Carl Theodor Dreyer (Danish: [kʰɑːˀl tˢeːod̥oɐ̯ ˈd̥ʁɑjɐ]; 3 February 1889 – 20 March 1968), commonly known as Carl Th. Dreyer, was a Danish film director. He is regarded by many critics and filmmakers as one of the greatest directors in cinema. His best known films include The Passion of Joan of Arc (1928), Vampyr (1932), Day of Wrath (1943), Ordet (1955), and Gertrud (1964).

Dreyer was born illegitimate in Copenhagen, Denmark. His birth mother was an unmarried Scanian maid named Josefine Bernhardine Nilsson, and he was put up for adoption by his birth father, Jens Christian Torp, a married Danish farmer living in Sweden who was his mother's employer. He spent the first two years of his life in orphanages until his adoption by a typographer named Carl Theodor Dreyer, and his wife, Inger Marie (née Olsen). He was named after his adoptive father, but in accordance with Danish practice, there is no "Senior" or "Junior" added to their names to distinguish them from each other.

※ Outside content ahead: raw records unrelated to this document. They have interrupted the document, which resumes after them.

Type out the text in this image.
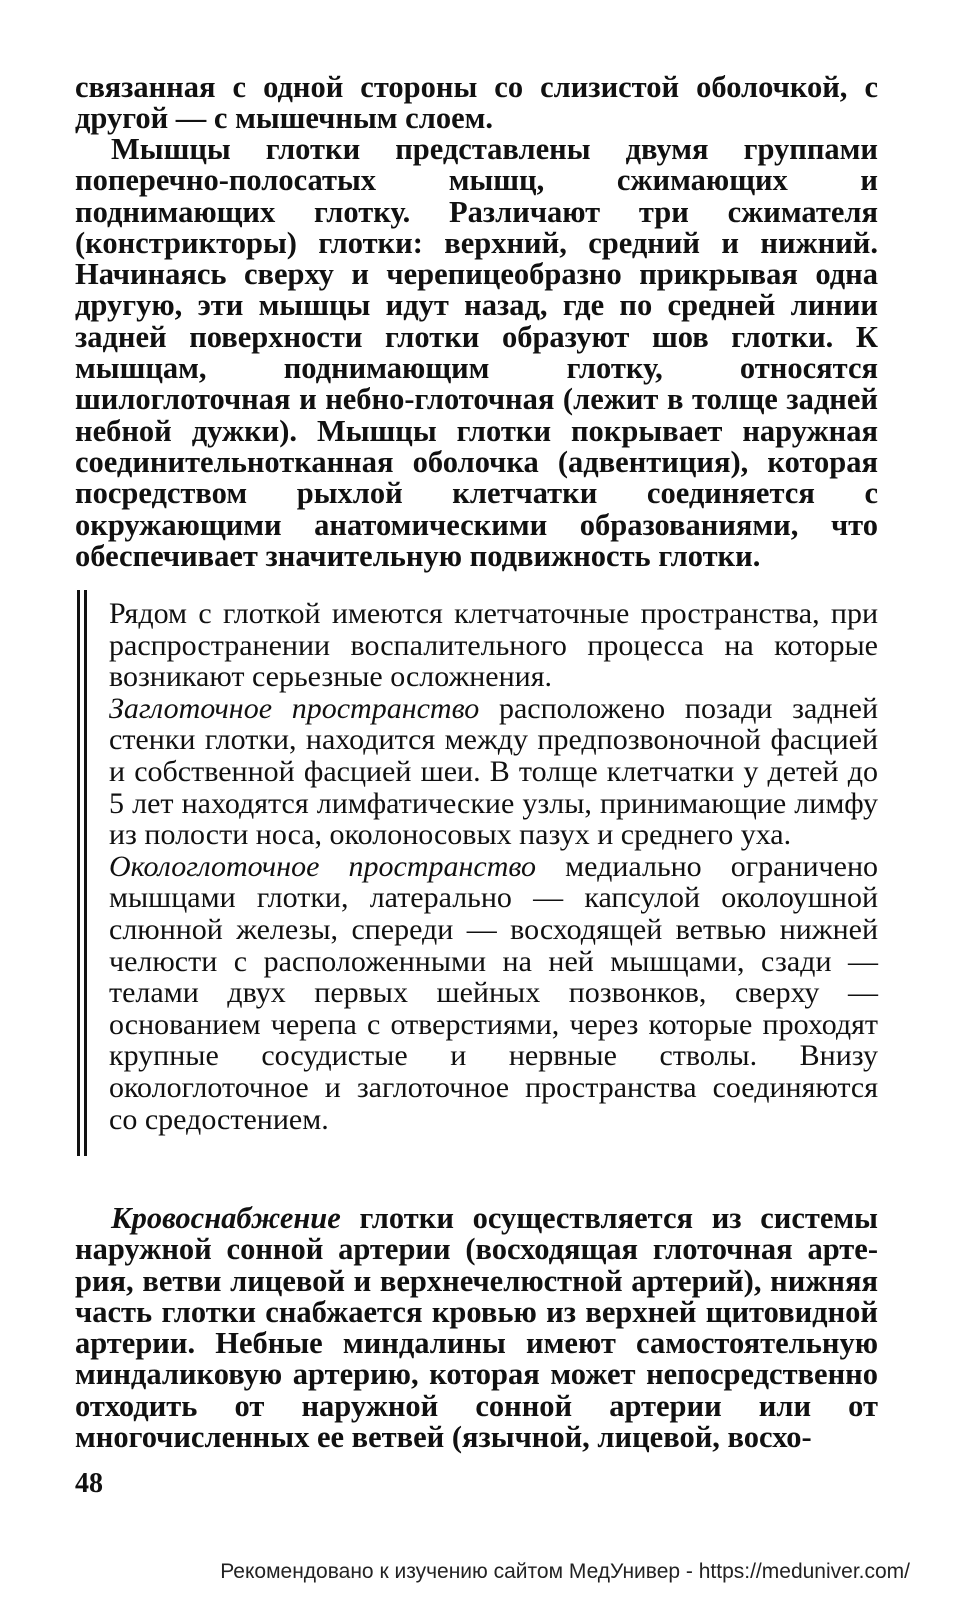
связанная с одной стороны со слизистой оболочкой, с другой — с мышечным слоем.

Мышцы глотки представлены двумя группами поперечно-полосатых мышц, сжимающих и поднимающих глотку. Различают три сжимателя (констрикторы) глотки: верхний, средний и нижний. Начинаясь сверху и черепицеобразно прикрывая одна другую, эти мышцы идут назад, где по средней линии задней поверхности глотки образуют шов глотки. К мышцам, поднимающим глотку, относятся шилоглоточная и небно-глоточная (лежит в толще задней небной дужки). Мышцы глотки покрывает наружная соединительнотканная оболочка (адвентиция), которая посредством рыхлой клетчатки соединяется с окружающими анатомическими образованиями, что обеспечивает значительную подвижность глотки.

Рядом с глоткой имеются клетчаточные пространства, при распространении воспалительного процесса на которые возникают серьезные осложнения.

Заглоточное пространство расположено позади задней стенки глотки, находится между предпозвоночной фасцией и собственной фасцией шеи. В толще клетчатки у детей до 5 лет находятся лимфатические узлы, принимающие лимфу из полости носа, околоносовых пазух и среднего уха.

Окологлоточное пространство медиально ограничено мышцами глотки, латерально — капсулой околоушной слюнной железы, спереди — восходящей ветвью нижней челюсти с расположенными на ней мышцами, сзади — телами двух первых шейных позвонков, сверху — основанием черепа с отверстиями, через которые проходят крупные сосудистые и нервные стволы. Внизу окологлоточное и заглоточное пространства соединяются со средостением.

Кровоснабжение глотки осуществляется из системы наружной сонной артерии (восходящая глоточная артерия, ветви лицевой и верхнечелюстной артерий), нижняя часть глотки снабжается кровью из верхней щитовидной артерии. Небные миндалины имеют самостоятельную миндаликовую артерию, которая может непосредственно отходить от наружной сонной артерии или от многочисленных ее ветвей (язычной, лицевой, восхо-

48
Рекомендовано к изучению сайтом МедУнивер - https://meduniver.com/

His adoptive parents were emotionally distant and his childhood was largely unhappy. He later recalled that his parents "constantly let me know that I should be grateful for the food I was given and that I strictly had no claim on anything, since my mother got out of paying by lying down to die." But he was a highly intelligent school student, who left home and formal education at the age of sixteen. He dissociated himself from his adoptive family, but their teachings were to influence the themes of many of his films.

Dreyer was ideologically conservative. According to David Bordwell, "As a youth he belonged to the Social Liberal party, a conservative group radical only in their opposition to military expenditures...'Even when I was with Ekstrabladet,' Dreyer recalled, 'I was conservative...I don't believe in revolutions. They have, as a rule, the tedious quality of pulling development back. I believe more in evolution, in the small advances.'"

Dreyer died of pneumonia in Copenhagen at age 79. The documentary Carl Th. Dreyer: My Metier contains reminiscences from those who knew him.